• 30 junho, 2026

Combate à Corrupção: Polícia Federal combate lavagem de dinheiro desviado da saúde pública no Rio de Janeiro

A Polícia Federal (PF) deflagrou, na última semana, a segunda fase da Operação Anáfora com o objetivo de investigar um esquema complexo de lavagem de dinheiro. Dessa maneira, a ação mirou o ocultamento de recursos públicos que os criminosos haviam desviado originalmente da área da saúde no estado do Rio de Janeiro.

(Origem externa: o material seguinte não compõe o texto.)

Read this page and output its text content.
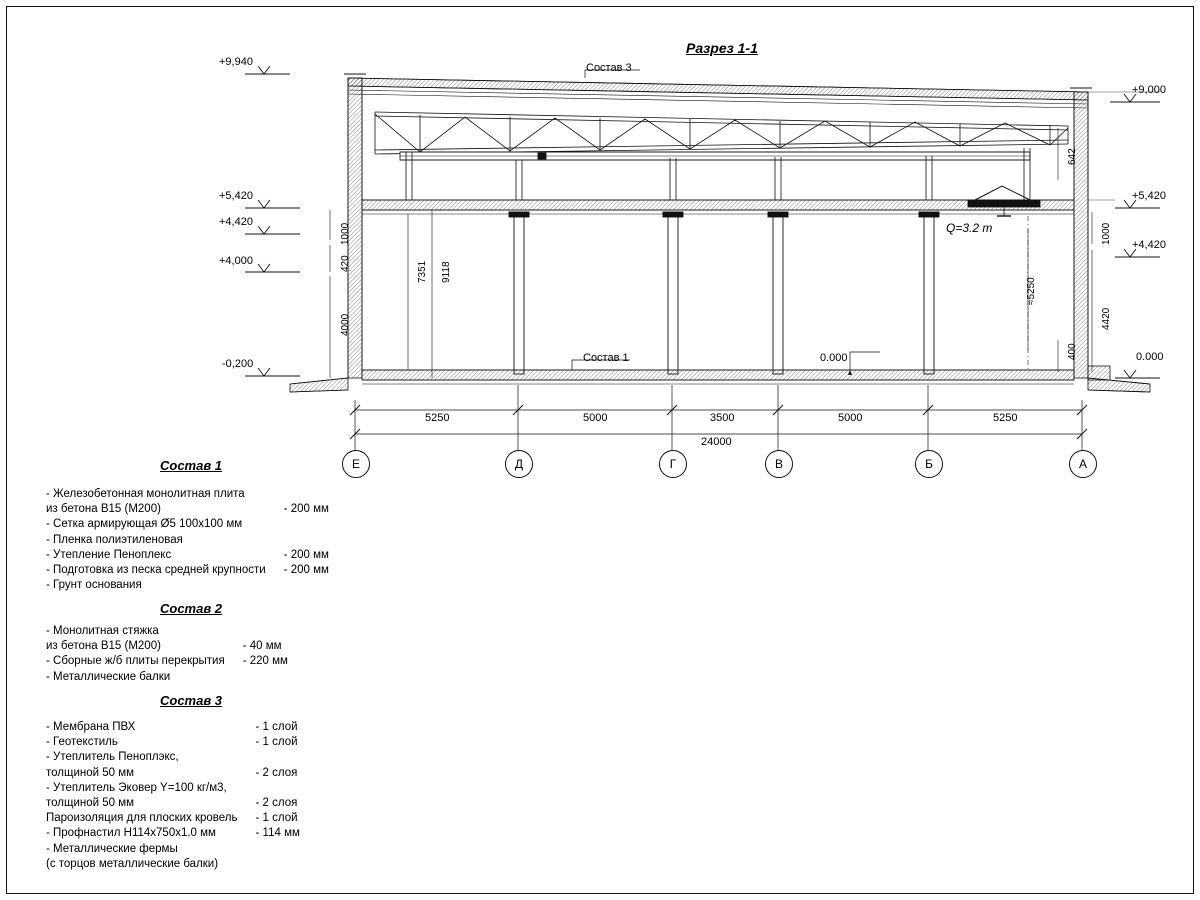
Разрез 1-1
+9,940
+5,420
+4,420
+4,000
-0,200
+9,000
+5,420
+4,420
0.000
1000
420
4000
7351 9118
642
1000
4420
400
≈5250
Состав 3
Состав 1
Q=3.2 т
0.000
5250	5000	3500	5000	5250
24000
Е	Д	Г	В	Б	А
Состав 1
- Железобетонная монолитная плита	
из бетона B15 (M200)	- 200 мм
- Сетка армирующая Ø5 100x100 мм	
- Пленка полиэтиленовая	
- Утепление Пеноплекс	- 200 мм
- Подготовка из песка средней крупности	- 200 мм
- Грунт основания	
Состав 2
- Монолитная стяжка	
из бетона B15 (M200)	- 40 мм
- Сборные ж/б плиты перекрытия	- 220 мм
- Металлические балки	
Состав 3
- Мембрана ПВХ	- 1 слой
- Геотекстиль	- 1 слой
- Утеплитель Пеноплэкс,	
толщиной 50 мм	- 2 слоя
- Утеплитель Эковер Y=100 кг/м3,	
толщиной 50 мм	- 2 слоя
Пароизоляция для плоских кровель	- 1 слой
- Профнастил H114x750x1.0 мм	- 114 мм
- Металлические фермы	
(с торцов металлические балки)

Nesse sentido, os agentes federais saíram às ruas para cumprir 14 mandados de busca e apreensão em diversos endereços ligados diretamente aos principais suspeitos do caso.

Origem do Desvio e Decisões Judiciais

Os policiais federais executaram as ordens de busca, por exemplo, após a 6ª Vara Federal Criminal e a Justiça Federal da 2ª Região (TRF2) expedirem os mandados de apreensão. Portanto, o trabalho atual decorre dos desdobramentos de uma apuração que começou ainda em 2022. Com efeito, a primeira fase da operação desarticulou um suposto favorecimento em contratos públicos de saúde entre o município de Duque de Caxias, na Baixada Fluminense, e uma cooperativa de trabalho.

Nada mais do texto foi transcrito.